Retenu à Dijon où il assistait à la prestation de serment de la nouvelle promotion de greffiers, le garde des Sceaux est arrivé à la toute fin de la cérémonie. Il a donc manqué tous les discours, ce qui est d’autant plus regrettable qu’ils l’ont interpelé sur plusieurs sujets importants.
La palette de la défense a perdu ses couleurs
Comme le veut la tradition Jean-Baptiste Riolacci, en tant que Premier secrétaire de la Conférence, avait en charge l’éloge d’un avocat disparu. Mais comment choisir, dans un barreau particulièrement endeuillé ces derniers mois par la disparition de Me Pierre Haïk, Me Jean-Louis Pelletier, Me Hervé Temime et tant d’autres ? Le premier secrétaire a donc dressé le portrait d’un barreau en deuil, évoquant « la palette » de la défense qui « a perdu ses couleurs et s’est couverte de noir ». Le premier secrétaire a également lancé quelques piques. Contre le garde des Sceaux par exemple. Le matin même, on venait d’apprendre le rejet par le Conseil constitutionnel de la QPC sur les cours criminelles départementales, et nombre d’avocats dans la salle étaient en colère. Pour eux en effet, la création des cours criminelles départementales préfigure la disparition du jury populaire, or, ils ne pardonnent pas à celui qui fut le maître incontesté des assises de présider en tant que ministre à leur disparition. « Si la naissance d’un ministre suppose la mort d’un avocat il nous reste à espérer que les remaniements demeurent rares » a commenté Me Jean-Baptiste Riolacci.

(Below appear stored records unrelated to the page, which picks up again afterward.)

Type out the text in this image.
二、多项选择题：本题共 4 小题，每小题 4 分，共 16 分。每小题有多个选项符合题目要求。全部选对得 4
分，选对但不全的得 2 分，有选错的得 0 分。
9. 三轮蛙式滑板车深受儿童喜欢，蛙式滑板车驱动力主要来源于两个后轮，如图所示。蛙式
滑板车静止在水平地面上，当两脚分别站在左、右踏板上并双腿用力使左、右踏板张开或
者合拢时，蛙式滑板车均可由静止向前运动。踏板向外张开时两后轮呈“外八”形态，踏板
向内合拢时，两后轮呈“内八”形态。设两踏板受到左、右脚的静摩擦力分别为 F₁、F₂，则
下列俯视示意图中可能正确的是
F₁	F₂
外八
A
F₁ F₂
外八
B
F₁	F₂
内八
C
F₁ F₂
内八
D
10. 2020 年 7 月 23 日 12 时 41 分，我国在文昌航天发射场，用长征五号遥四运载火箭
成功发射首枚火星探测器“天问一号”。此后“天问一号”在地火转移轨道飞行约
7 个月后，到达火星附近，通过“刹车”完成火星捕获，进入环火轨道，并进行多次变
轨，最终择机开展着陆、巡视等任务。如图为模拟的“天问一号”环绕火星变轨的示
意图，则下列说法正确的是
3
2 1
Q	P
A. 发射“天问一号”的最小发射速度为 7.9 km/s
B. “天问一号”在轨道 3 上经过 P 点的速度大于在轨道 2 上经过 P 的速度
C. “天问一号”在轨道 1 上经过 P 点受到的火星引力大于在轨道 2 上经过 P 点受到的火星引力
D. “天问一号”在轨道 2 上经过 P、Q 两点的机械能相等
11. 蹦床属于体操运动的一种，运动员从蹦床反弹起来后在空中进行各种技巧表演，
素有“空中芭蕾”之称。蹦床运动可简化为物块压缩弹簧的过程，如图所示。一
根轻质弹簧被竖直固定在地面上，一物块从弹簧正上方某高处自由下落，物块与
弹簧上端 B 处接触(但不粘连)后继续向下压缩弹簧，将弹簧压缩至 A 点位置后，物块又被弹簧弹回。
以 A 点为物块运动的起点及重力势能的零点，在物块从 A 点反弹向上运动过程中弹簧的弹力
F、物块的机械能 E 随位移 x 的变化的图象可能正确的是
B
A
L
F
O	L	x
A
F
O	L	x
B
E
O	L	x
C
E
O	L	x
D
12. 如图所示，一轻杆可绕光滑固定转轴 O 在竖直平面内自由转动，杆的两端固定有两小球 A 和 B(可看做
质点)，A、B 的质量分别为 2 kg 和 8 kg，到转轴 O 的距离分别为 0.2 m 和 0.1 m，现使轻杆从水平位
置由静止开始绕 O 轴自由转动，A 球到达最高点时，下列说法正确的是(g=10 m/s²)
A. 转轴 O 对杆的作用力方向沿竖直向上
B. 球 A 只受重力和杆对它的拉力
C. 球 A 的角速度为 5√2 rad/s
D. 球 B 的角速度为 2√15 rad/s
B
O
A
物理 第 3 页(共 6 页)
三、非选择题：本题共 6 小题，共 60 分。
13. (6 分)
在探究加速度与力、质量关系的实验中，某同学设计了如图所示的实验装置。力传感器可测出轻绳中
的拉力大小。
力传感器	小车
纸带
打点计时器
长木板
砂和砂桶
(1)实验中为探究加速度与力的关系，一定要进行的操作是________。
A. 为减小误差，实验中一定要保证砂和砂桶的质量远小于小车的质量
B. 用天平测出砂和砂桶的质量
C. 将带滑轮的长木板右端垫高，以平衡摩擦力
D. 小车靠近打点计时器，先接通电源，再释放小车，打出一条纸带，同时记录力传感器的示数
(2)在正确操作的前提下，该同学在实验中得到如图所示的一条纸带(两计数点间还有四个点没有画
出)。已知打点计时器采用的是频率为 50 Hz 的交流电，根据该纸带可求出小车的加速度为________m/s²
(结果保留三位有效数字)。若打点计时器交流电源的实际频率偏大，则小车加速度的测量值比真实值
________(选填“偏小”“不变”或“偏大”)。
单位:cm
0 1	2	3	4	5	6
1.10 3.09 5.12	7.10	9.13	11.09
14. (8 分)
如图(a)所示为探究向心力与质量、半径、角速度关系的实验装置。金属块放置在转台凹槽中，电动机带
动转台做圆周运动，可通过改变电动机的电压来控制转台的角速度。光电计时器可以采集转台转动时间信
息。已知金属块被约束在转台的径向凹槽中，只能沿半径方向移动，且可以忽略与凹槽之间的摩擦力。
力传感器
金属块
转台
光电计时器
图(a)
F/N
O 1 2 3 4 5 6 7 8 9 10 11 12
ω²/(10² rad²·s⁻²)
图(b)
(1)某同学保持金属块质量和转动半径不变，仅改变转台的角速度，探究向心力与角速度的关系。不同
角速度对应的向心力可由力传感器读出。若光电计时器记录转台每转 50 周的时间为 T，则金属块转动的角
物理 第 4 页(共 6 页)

Il a eu aussi un mot pour l’injustice faite à deux pénalistes parisiens, Me Joseph Cohen-Sabban et Me Xavier Nogueras, accusés d’avoir produit des faux en toute connaissance de cause lors d’un procès d’assises. Ils ont été relaxés de ce chef par le tribunal correctionnel de Paris, mais le parquet a fait appel. Ce fut la dernière plaidoirie de Me Hervé Temime en défense de Me Xavier Nogueras (lire nos articles sur cette affaire ici). La troisième flèche a visé les juridictions et la multiplication des déferrements en comparution immédiate dans la perspective des Jeux olympiques.
Un discours sans notes !
Le deuxième secrétaire, Me Seydi Ba, a consacré son discours (accessible en vidéo ici) au massacre du 17 octobre 1961 à travers la procédure en diffamation intentée par le préfet de police de l’époque Maurice Papon, défendu par Me Jean-Marc Varaut, contre l’historien amateur et militant du parti communiste marxiste-léniniste de France Jean-Luc Einaudi qui a écrit dans Le Monde le 20 mai 1998 « En octobre 1961, il y eut à Paris un massacre perpétré par des forces de police agissant sous les ordres de Maurice Papon ». Ce 17 octobre, pour protester contre le couvre-feu imposé aux Algériens à Paris, le FLN décide d’organiser une manifestation non-violente. La répression policière a fait de nombreux morts sans que les historiens s’accordent sur leur nombre (2 selon les informations communiquées par la préfecture de police le lendemain, entre 38 et 98 selon les différents rapports rédigés sur le sujet, 393 selon JL Einaudi). Beaucoup ont été ligotés et jetés dans la Seine. S’ils ont coulé, c’est qu’ils étaient coupables, accuse le secrétaire de la conférence, en référence à la peine de l’ordalie. Jean-Luc Einaudi sera finalement relaxé. Dénonçant la difficulté d’être français tout en portant ce passé, Me Seydi Ba a invité l’assistance à avoir une pensée pour les victimes en sortant du théâtre et en traversant le Pont Saint-Michel. Son discours de trente minutes, flamboyant d’émotion et de colère, a été prononcé sans note. Les deux premiers secrétaires ont été gratifiés d’une standing ovation tant la qualité de leurs interventions a séduit leurs pairs.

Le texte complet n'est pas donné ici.